The virus is getting out of control in Michigan where we have routinely hit new highs in both case numbers and the positivity rate in recent weeks. Here are yesterday’s numbers:

Our local hospital system is reaching capacity and discussing what happens if they run out of rooms:

“We will not be performing tests on people solely with exposure” to the virus, Elmouchi said, explaining the reason for the change is to ensure those with symptoms get test results back quickly.

He said Spectrum was in “active discussions” with public health officials about the possibility of opening a field hospital, but noted it’s better to utilize regular capacity first. He also pointed out that staffing a field hospital would be difficult, especially amid cases surges elsewhere in the country.

The fact that they’re not able to perform tests on people who have potentially been exposed means the number of cases is likely severely underreported at the moment. The number of inpatients at the hospital has tripled in 20 days and it now eight times higher than it was in September.
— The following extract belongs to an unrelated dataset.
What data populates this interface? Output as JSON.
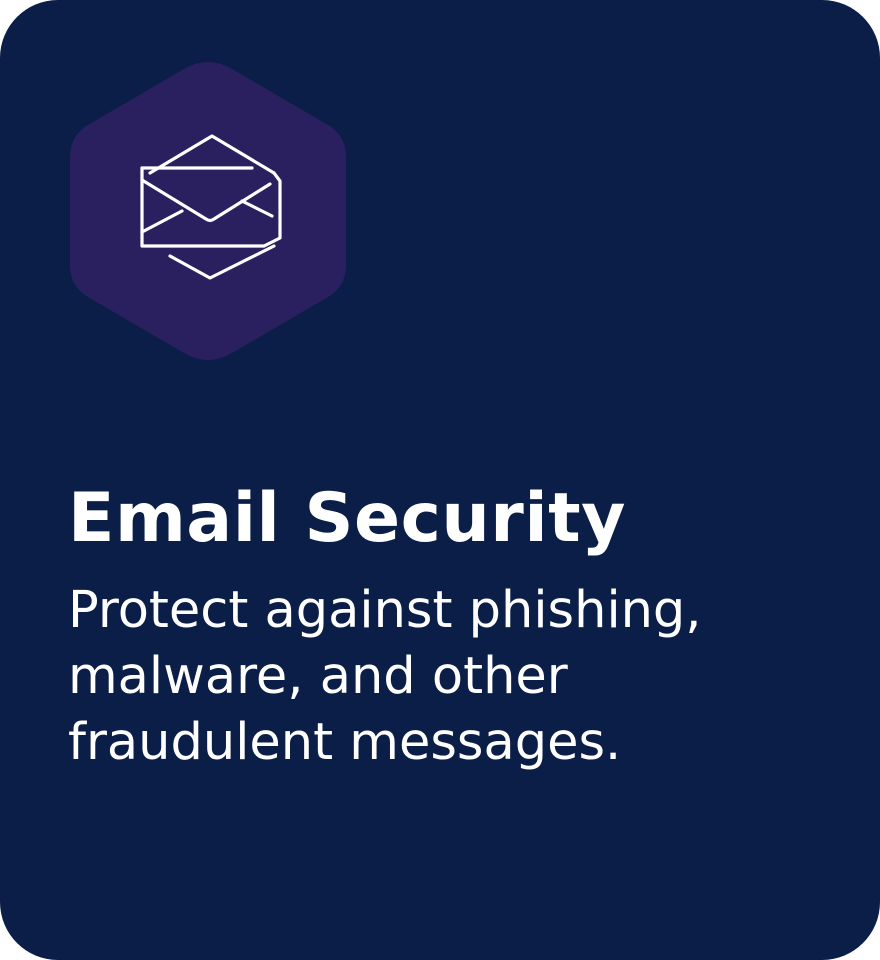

It’s not just my home state but the entire midwest that is seeing a massive outbreak in cases:

Unless something is done this is only going to get worse. It appears the virus spreads faster in extreme weather, both hot and cold:

This makes sense when you consider people are inside around other people more often when the weather is too hot or too cold. The problem for the midwest is the weather is only going to get colder from here. It could be a long winter.

Besides the colder weather, there has to be a serious sense of Covid fatigue. People are getting complacent. There have been no more checks sent out by the government. We still don’t have access to rapid testing. And ten months into the pandemic we still don’t have a coherent national plan.
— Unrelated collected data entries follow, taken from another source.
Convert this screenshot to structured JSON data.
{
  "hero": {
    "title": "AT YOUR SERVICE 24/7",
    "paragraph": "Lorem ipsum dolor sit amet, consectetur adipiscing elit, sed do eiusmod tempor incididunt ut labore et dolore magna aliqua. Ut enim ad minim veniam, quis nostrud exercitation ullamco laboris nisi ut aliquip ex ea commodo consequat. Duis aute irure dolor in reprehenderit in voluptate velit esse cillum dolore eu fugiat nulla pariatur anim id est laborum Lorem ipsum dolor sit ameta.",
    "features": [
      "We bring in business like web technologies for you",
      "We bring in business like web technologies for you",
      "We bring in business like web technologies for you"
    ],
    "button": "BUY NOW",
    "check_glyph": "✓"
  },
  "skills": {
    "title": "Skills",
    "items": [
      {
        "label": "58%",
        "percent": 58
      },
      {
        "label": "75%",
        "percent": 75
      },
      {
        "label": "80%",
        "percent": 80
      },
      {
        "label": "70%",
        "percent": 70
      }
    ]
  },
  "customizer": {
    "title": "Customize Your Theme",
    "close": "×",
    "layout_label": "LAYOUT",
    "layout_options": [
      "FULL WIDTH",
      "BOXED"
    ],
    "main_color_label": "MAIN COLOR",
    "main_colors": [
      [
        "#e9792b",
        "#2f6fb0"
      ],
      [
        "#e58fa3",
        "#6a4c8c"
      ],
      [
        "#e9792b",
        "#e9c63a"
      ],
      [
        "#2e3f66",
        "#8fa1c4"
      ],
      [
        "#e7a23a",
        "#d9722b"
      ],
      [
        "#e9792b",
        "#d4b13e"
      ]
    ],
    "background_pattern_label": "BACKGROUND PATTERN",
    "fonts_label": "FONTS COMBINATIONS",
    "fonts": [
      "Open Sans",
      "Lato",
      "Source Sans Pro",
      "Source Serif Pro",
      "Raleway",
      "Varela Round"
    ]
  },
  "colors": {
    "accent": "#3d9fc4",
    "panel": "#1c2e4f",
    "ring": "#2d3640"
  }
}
Things could get really bad in these next few months and it doesn’t feel like there is the same sense of urgency there was in March and April to get the spread under control. I don’t know what this means for the markets or the economy because trying to predict either has been a fool’s errand throughout the pandemic, but I am worried what this spread will mean for many families and small businesses.
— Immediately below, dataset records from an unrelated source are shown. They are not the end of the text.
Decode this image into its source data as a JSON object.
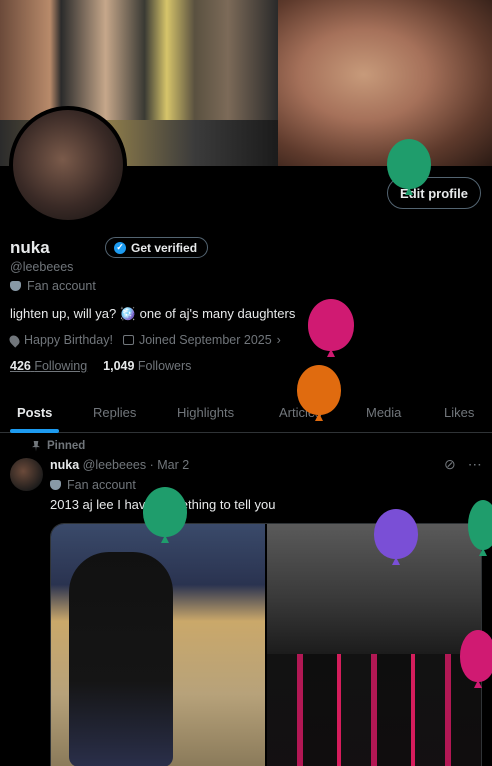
{
  "profile": {
    "display_name": "nuka",
    "get_verified_label": "Get verified",
    "handle": "@leebeees",
    "category": "Fan account",
    "bio": "lighten up, will ya? 🪩 one of aj's many daughters",
    "location": "Happy Birthday!",
    "joined": "Joined September 2025",
    "following_count": "426",
    "following_label": "Following",
    "followers_count": "1,049",
    "followers_label": "Followers",
    "edit_profile_label": "Edit profile"
  },
  "tabs": [
    {
      "label": "Posts"
    },
    {
      "label": "Replies"
    },
    {
      "label": "Highlights"
    },
    {
      "label": "Articles"
    },
    {
      "label": "Media"
    },
    {
      "label": "Likes"
    }
  ],
  "post": {
    "pinned_label": "Pinned",
    "author": "nuka",
    "handle_date": "@leebeees · Mar 2",
    "category": "Fan account",
    "text": "2013 aj lee I have something to tell you",
    "more_icon": "⋯"
  },
  "icons": {
    "verified": "badge-check-icon",
    "fan": "mask-icon",
    "location": "map-pin-icon",
    "calendar": "calendar-icon",
    "pin": "pin-icon",
    "grok": "grok-icon",
    "more": "more-icon"
  },
  "colors": {
    "accent": "#1d9bf0",
    "muted": "#71767b",
    "text": "#e7e9ea",
    "background": "#000000",
    "balloon_green": "#1f9d6c",
    "balloon_pink": "#d01a72",
    "balloon_orange": "#e06b0f",
    "balloon_purple": "#7a4fd6"
  }
}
I don’t see how many restaurants survive the cold weather once outdoor eating is off the table.

On the other hand, the news this week from Pfizer about the potential for an effective vaccine that could be ready to go for 2021 is wonderful news. A vaccine could put an end to this nightmare.

So things could get way worse in this country before they get way better.

My brain is having a hard time squaring these two thoughts. It feels like I’m having to do mental gymnastics to be optimistic about the future but pessimistic about the present.

Cognitive dissonance is the idea that people have a hard time holding two different beliefs that are inconsistent with one another simultaneously. Our minds aren’t keen on discomfort so whenever this happens our default is to eliminate that dissonance by taking the path of least resistance.

Eliminating that dissonance in this instance is much harder than usual because this is not simply ideas but people’s health and livelihood that are at stake.

Science is going to bail us out eventually but things could get ugly before we get to that point.